Un appuntamento è un appuntamento, Michele. Quel giorno avevamo detto di vederci alle cinque del pomeriggio, dopo la lezione di canto, ed avevo già passato dieci minuti in quel portone anche se c'era un freddo che tagliava le gambe con la tramontana che entrava nell'atrio facendo mulinare le foglie secche ed i pezzi di carta.

Dopo altri cinque minuti avevo ormai deciso di salire le scale anche se si sentivano ancora i tuoi  accordi al pianoforte ed i vocalizzi della tua allieva. Ancora quelle note, sempre quelle note, strascicate, balbettate, strozzate.

Sarei salito assieme ad Emanuele, il grosso cucciolo di pastore tedesco che avevo adottato da poco. Anche lui doveva essere stufo di aspettare accucciato sullo zerbino dell'atrio ed ogni tanto si alzava, si agitava, drizzava le orecchie, puntando il muso in alto, in direzione della porta dell'appartamento da cui provenivano quei suoni strazianti.

Magari si chiedeva come mai potevo restare così indifferente alle urla ed ai i lamenti di un essere sofferente di sesso femminile, che evidentemente qualcuno stava seviziando con cura meticolosa e con accompagnamento musicale nell'appartamento del primo piano.

Di sicuro in quei momenti la stima che avevo guadagnato in Emanuele in quelle poche settimane di adozione scesero di molti punti.

Sembrava che addirittura non volesse riconoscere neppure il suo nome, anche se lo ripetevo forte e chiaro ogni volta che manifestava l'intenzione di salire da solo a verificare cosa stesse succedendo di sopra. Credo che facendo finta di ignorare o snobbare quel nome, Emanuele contestasse la mia indifferenza, la mia scarsa partecipazione al dolore dei miei simili, insomma la cattiveria che non sospettava albergasse in me, nascosta dietro quelle tenere ed ipocrite manifestazioni d'affetto che gli propinavo. Sì, lo faceva apporta per farmi dispetto: lo sapevo bene che ad Emanuele il suo nome piaceva: era bello, chiaro, lungo e tutto infarcito di vocali: sembrava una canzone.

In effetti sono stati in tanti a dirmi che Emanuele non era un nome da dare ad un cane. I nomi da cane  - mi dicevano - devono essere brevi, una o due sillabe al massimo, possibilmente con un forte accento, con qualche gutturale per dare forza al tutto. Alcuni optano per una sibilante che si fa sentire da lontano, altri per le labiali, meglio se doppie, specie per le femmine.

Io non ho mai creduto a questa storia dei nomi. E' un fatto che svilisce l'intelligenza di questi animali, li umilia con i nomi più assurdi, contrasta con quel senso di fraternità ed uguaglianza che vogliamo intessere nel rapporto. In un cane sensibile la cosa può anche intaccare la sua personalità. Può indurre l'animale a vergognarsi di essere chiamato in pubblico “Rik” o “Lilli”, a considerarsi un diverso.

Poi a nulla varranno le manifestazioni d'affetto, i giocattoli colorati, i cappottini firmati e gli impermeabilini con i disegni scozzesi. Il male è fatto e sarà irrimediabile.

 

Comunque Emanuele aveva almeno la sua pelliccia, io no.
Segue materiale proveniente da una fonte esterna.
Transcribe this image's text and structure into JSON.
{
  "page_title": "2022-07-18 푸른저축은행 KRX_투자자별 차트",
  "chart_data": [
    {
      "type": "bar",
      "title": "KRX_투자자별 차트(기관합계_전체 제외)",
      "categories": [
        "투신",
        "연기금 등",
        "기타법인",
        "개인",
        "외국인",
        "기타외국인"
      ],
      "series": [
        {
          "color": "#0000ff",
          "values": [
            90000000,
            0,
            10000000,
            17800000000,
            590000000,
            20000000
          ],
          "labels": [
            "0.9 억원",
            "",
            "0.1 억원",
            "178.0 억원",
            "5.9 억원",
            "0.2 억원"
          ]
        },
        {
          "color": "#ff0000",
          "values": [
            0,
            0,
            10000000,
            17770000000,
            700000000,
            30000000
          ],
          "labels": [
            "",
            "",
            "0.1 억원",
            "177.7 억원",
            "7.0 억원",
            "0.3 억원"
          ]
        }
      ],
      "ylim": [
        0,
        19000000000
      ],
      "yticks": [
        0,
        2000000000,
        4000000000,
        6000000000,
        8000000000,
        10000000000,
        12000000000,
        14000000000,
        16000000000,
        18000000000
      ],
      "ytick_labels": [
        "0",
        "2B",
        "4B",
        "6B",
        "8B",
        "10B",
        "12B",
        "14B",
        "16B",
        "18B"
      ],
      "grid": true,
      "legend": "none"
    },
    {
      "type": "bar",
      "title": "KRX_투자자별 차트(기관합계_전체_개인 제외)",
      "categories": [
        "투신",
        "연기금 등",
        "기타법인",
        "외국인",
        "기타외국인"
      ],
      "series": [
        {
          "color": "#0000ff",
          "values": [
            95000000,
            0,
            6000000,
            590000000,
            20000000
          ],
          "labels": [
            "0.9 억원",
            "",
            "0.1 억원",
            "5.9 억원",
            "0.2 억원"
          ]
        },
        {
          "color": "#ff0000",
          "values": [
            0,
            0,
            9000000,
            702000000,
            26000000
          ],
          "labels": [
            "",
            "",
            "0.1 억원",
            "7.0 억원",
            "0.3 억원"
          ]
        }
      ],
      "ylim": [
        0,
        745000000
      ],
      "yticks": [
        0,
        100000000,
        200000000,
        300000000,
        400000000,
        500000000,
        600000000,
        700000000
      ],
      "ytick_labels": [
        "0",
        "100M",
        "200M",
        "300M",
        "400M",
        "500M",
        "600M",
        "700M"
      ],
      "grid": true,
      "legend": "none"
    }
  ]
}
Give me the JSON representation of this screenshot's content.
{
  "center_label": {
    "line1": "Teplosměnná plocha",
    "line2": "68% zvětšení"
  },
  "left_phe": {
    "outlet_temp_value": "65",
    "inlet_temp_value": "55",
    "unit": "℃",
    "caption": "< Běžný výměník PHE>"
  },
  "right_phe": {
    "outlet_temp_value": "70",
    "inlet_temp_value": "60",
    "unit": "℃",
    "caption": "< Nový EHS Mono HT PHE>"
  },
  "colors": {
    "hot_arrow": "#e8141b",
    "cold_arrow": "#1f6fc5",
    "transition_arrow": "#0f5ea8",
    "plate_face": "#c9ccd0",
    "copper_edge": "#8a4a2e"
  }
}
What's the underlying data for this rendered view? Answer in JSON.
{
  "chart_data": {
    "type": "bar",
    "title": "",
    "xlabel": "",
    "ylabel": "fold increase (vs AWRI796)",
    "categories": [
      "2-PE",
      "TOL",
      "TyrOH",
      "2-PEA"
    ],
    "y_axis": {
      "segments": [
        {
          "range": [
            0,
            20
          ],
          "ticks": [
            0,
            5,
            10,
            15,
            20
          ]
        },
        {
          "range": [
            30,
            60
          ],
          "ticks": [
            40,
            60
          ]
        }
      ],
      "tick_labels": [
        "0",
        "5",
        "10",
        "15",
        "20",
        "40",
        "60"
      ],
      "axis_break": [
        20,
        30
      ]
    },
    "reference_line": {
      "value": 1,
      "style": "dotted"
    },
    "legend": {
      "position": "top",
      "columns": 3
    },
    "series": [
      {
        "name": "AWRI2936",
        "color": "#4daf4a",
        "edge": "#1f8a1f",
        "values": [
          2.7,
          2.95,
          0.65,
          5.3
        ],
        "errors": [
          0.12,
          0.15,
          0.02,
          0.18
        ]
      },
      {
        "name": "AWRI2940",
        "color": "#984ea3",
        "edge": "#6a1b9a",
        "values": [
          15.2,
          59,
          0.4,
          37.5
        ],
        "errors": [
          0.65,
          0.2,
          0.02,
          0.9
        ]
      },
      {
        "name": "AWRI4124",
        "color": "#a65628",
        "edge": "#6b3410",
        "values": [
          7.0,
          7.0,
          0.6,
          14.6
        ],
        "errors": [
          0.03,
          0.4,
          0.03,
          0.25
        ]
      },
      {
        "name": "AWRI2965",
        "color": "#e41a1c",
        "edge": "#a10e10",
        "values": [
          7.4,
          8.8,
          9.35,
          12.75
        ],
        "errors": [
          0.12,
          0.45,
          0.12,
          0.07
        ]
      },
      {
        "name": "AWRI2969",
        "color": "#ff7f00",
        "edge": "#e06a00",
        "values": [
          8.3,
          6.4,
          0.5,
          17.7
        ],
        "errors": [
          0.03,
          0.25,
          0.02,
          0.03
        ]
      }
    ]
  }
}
Neanche battendo i piedi sul pavimento potevo evitare di sentire il gelo del marmo sotto le suole delle scarpe. Il freddo saliva fin sulle gambe, mi avviluppava i ginocchi come una fascia e l'unica cosa che potevo fare era dare calci in aria come un invasato.

Così cominciai a salire le scale preceduto da Emanuele che saltellava sui i gradini a zampe appaiate, con una sorta di ansia, scodinzolando e girando la testa di tanto in tanto per assicurarsi che non avessi cambiato idea, nel frattempo, in fatto di solidarietà umana.

Quando suonai il campanello le urla smisero di colpo, troncando una nota che non poteva esistere nel rigo musicale. Assieme alla nota impossibile si spensero anche gli ultimi residui di quel leggero timore che m'aveva accompagnato salendo.

In fondo cosa cambiava se interrompevo una lezione inutile? Perchè, cara signorina, pensai, lei è proprio negata. Michele può anche aprirsi in due, spargere il suo sangue sulla tastiera, non cambia niente. Magari è pure brutta.

 

Non era brutta. Oddio, non era neppure una bellezza, ma in quelle guance paffute di porcellana dipinte di fresco, in quel sorriso perenne evidenziato con la matita rossa e specialmente nei suoi occhietti sgranati c'era qualcosa... qualcosa che dava bene il senso del vuoto tranquillo, dell'eterno nulla, della pace assoluta, qualcosa che poteva anche piacere a chi è sensibile alla bellezza delle statue di cera.

Qualcuno magari l'avrebbe ritenuta un ebete, ma io non volevo pronunciarmi troppo presto. D'altronde non ne ebbi neppure il tempo poiché la madre (una signora a modino e zuccherosa) facendomi sedere nel divano ed offrendomi un cioccolatino, iniziò una lunga serie di convenevoli che sfociarono in una descrizione accurata della figlia (“Una vera perla, sa? sentirà che voce diamantina”) che – a suo dire – di lì a poco mi avrebbe deliziato con il suo canto.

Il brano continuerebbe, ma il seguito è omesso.